Auch der Grünen-Gesundheitsexperte und Arzt Janosch Dahmen sagte der Rheinischen Post, dass Deutschland im Vergleich zu China besser mit der Pandemie zurechtkomme dank der nochmals angepassten Impfstoffe und der vielen Auffrischimpfungen. Gerade angesichts der großen Zahl an Infektionen in China sei es sinnvoll, „wenn wir uns hier vor Ort nun noch einmal konsequenter durch Masken, Abstand und Lüften schützen und Infektionsketten nicht nur bei Corona, sondern auch etwa bei Influenza und RSV kurz halten“. Auch wegen des Rekords an Personalausfällen im Gesundheitswesen sei dies nötig.

Das Robert-Koch-Institut teilte zuletzt mit, dass sich Atemwegserkrankungen auf einem „überdurchschnittlich hohen Niveau“ befinden. Etwa 2,3 Millionen Menschen hätten in der zuletzt gemessenen Woche vom 12. bis zum 18. Dezember wegen einer Atemwegserkrankung Ärz­t:in­nen aufgesucht. Dabei seien die meisten Fälle dem Grippevirus sowie dem Respiratorischen Synzytial-Virus (RSV) zuzuschreiben.
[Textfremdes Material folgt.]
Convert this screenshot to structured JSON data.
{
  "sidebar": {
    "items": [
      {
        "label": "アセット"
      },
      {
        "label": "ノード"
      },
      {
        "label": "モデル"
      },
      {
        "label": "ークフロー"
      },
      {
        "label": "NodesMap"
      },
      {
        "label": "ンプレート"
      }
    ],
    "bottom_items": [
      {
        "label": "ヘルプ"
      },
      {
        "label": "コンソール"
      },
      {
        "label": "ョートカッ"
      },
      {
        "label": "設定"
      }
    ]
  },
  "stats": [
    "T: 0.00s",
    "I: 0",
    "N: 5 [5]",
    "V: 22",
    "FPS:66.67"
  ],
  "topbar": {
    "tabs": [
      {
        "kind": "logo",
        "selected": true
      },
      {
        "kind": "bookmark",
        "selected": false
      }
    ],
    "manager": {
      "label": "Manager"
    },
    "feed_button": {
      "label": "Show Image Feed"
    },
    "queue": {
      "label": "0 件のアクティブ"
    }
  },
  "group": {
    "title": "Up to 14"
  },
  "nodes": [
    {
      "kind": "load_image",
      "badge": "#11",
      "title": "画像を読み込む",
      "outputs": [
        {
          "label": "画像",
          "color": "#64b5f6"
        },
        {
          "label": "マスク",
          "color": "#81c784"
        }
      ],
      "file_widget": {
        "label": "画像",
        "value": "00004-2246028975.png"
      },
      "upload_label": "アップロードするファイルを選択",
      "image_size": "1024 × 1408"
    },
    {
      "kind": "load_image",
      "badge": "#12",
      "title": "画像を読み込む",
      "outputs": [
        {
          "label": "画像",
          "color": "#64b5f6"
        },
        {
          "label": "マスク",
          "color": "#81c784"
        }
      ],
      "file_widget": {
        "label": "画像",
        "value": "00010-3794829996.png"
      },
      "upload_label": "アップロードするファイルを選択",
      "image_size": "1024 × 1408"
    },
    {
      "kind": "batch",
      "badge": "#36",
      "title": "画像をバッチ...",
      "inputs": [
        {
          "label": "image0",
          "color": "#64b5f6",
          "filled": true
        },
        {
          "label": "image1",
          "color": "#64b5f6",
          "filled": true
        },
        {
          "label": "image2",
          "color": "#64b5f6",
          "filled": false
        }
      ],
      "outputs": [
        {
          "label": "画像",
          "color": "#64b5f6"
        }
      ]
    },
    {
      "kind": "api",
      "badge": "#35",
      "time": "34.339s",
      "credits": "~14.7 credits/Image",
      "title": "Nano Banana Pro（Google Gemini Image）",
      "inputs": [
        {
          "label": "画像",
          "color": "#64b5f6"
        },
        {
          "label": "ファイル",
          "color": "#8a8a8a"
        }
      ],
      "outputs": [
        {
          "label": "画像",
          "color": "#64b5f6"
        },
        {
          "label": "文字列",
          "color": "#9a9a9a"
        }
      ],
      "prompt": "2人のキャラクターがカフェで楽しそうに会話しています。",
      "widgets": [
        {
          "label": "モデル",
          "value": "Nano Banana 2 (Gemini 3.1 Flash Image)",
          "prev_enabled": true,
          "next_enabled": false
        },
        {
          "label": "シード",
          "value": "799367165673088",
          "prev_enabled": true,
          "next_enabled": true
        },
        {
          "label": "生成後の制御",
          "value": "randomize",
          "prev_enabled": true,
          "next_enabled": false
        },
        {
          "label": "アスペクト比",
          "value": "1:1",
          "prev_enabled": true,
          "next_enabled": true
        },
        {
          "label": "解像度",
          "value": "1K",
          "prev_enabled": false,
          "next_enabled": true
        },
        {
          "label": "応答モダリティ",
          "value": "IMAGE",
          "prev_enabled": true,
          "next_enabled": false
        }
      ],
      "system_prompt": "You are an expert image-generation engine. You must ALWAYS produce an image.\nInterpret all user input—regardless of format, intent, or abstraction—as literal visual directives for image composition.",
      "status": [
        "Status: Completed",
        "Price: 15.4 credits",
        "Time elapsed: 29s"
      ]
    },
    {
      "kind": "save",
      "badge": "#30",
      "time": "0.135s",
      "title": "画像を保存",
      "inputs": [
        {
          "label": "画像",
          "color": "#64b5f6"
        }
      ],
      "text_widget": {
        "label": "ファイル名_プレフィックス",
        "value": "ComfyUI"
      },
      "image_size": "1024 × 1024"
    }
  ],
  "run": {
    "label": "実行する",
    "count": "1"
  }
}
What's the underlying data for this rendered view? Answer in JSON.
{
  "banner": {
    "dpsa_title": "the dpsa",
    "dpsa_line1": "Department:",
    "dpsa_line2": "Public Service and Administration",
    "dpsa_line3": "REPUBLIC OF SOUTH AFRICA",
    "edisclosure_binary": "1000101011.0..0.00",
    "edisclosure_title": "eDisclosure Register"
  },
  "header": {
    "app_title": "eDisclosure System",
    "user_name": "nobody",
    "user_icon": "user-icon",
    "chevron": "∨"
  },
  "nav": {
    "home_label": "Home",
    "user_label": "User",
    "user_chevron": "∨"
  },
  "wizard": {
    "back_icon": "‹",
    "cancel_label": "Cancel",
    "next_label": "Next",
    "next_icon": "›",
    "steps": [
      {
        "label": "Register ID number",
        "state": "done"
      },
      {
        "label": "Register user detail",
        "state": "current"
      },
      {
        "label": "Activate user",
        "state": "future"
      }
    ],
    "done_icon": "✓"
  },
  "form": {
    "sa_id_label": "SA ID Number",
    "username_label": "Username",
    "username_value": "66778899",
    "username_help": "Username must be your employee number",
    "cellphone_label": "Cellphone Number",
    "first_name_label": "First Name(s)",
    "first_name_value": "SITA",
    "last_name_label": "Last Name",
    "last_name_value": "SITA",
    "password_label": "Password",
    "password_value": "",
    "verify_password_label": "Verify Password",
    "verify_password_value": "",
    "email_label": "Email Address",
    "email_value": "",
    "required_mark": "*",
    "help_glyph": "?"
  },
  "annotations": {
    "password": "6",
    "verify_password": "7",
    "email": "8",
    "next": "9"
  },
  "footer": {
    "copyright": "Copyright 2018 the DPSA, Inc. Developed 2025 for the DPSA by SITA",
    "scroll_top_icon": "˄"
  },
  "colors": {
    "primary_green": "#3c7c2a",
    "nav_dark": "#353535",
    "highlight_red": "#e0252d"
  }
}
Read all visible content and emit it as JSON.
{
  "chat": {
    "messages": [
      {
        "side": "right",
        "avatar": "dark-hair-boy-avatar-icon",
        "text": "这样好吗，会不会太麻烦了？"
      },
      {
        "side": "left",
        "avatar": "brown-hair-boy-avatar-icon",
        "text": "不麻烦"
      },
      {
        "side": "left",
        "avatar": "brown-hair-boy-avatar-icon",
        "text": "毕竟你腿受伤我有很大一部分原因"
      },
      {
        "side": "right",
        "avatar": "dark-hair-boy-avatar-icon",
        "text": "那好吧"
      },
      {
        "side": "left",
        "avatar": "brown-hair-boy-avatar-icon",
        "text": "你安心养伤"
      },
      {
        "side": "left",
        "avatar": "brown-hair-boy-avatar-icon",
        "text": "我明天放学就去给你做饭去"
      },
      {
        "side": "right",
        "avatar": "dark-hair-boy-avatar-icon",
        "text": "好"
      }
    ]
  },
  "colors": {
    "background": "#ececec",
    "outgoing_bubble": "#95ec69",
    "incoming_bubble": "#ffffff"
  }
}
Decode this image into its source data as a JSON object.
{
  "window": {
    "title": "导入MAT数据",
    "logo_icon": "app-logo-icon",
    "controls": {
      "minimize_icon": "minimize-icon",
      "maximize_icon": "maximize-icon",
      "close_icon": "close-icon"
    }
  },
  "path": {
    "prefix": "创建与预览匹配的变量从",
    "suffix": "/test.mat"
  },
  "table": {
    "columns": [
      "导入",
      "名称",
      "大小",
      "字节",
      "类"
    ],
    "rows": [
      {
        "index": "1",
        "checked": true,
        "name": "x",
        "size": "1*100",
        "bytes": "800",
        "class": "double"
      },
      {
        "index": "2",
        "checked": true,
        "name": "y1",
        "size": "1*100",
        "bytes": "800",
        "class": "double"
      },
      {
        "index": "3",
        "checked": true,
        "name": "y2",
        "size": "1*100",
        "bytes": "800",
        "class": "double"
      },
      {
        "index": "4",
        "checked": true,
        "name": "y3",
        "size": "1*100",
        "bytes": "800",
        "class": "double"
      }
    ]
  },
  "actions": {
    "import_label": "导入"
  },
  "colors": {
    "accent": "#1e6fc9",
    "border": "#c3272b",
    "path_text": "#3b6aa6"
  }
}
„Ein sofortiges Beenden aller Maßnahmen wäre leichtsinnig“

Gesundheitsminister Lauterbach

Frank Ulrich Montgomery, Vorsitzender des Weltärztebundes, warnte vor Sorglosigkeit im Umgang mit Corona. Man könne sich im Umgang mit der Krankheit zwar „Erleichterungen leisten“, sagte der Mediziner dem Bayrischen Rundfunk. „Dabei sollten wir aber nicht alle Vorsicht fahren lassen.“ Das Coronavirus werde nie mehr ganz verschwinden, betonte Montgomery. „Bleiben wir also auf der Hut, aber entspannen wir uns auch im aktuellen Umgang mit dem Coronavirus. Vor allem aber sollten wir aufhören, Infektionsschutzmaßnahmen zum Gegenstand ideologischer Diskussionen zu machen.“

Die aktuellen Coronaregeln gelten bis zum 7. April und beinhalten das Tragen einer FFP2-Maske im Zug und in Arztpraxen sowie die Testpflicht in Krankenhäusern und Pflegeheimen. Bundesländer können zudem entscheiden, ob das Tragen einer Maske in öffentlichen Verkehrsmitteln notwendig ist oder in Innenräumen ein Mindestabstand von 1,50 Metern eingehalten werden soll.